Crystal structure and dynamics of Spt16N-domain of FACT complex from Cicer arietinum.
Are, V.N., Ghosh, B., Kumar, A., Gadre, R., Makde, R.D.(2016) Int J Biol Macromol 88: 36-43
- PubMed: 26995613 
- DOI: https://doi.org/10.1016/j.ijbiomac.2016.03.029
- Primary Citation of Related Structures:  
5CE6 - PubMed Abstract: 
The facilitates chromatin transcription (FACT) complex, a heterodimer of SSRP1 and Spt16 proteins, is an essential histone chaperone that transiently reorganizes nucleosomes during transcription, replication and repair. N-terminal domain of Spt16 subunit (Spt16N) is strictly conserved in all the known Spt16 orthologs. Genetic studies in yeast have revealed a partially redundant role of Spt16N for the FACT functionality. Here, we report the crystal structure of Spt16N from a plant origin (Spt16Nca, Cicer arietinum) and its comparisons with the known Spt16N structures from yeasts and human. The inter-domain angle in Spt16Nca is significantly different from that of the yeast and human Spt16N structures. Normal mode analysis and classical molecular dynamics simulations reveal inter-domain movement in Spt16Nca and later also shows conformational flexibility of the critical loops.

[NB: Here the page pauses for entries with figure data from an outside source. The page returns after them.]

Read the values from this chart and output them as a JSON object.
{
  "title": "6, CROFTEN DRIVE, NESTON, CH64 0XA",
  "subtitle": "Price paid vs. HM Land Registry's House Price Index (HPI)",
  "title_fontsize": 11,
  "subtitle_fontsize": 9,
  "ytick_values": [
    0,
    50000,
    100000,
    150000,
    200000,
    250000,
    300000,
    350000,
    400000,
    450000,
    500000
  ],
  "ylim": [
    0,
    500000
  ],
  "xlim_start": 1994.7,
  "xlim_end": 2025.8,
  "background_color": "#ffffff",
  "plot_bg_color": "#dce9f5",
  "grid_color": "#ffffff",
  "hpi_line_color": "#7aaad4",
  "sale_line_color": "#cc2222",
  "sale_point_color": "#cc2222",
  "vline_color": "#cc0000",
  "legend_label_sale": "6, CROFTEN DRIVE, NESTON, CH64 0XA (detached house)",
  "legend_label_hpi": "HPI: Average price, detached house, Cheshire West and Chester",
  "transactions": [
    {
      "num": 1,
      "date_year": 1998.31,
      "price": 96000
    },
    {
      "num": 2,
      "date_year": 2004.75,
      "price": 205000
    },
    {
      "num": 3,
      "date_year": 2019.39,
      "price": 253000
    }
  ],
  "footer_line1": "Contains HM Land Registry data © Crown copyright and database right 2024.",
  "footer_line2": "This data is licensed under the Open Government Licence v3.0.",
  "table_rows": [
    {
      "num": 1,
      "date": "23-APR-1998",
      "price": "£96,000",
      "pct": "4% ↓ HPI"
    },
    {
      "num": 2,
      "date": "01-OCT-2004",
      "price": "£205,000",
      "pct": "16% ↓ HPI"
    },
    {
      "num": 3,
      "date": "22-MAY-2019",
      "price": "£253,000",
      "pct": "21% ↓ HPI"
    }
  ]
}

Spt16Nca binds to histone H3/H4 complex, similar to its orthologs from yeast and human origins. Further, conservation of electrostatic surface potentials in Spt16N structures from evolutionary distinct domains of eukaryotes (plant, human and fungi) have provided the potential sites on Spt16N for histone interactions. The structural comparisons with M24 peptidases show that the hydrophobic pocket shielded by a flexible loop of C-terminal domain of Spt16N that may be functionally important.
Organizational Affiliation: 
High Pressure and Synchrotron Radiation Physics Division, Bhabha Atomic Research Centre, Mumbai, India; School of Biochemistry, Devi Ahilya University, Indore, India.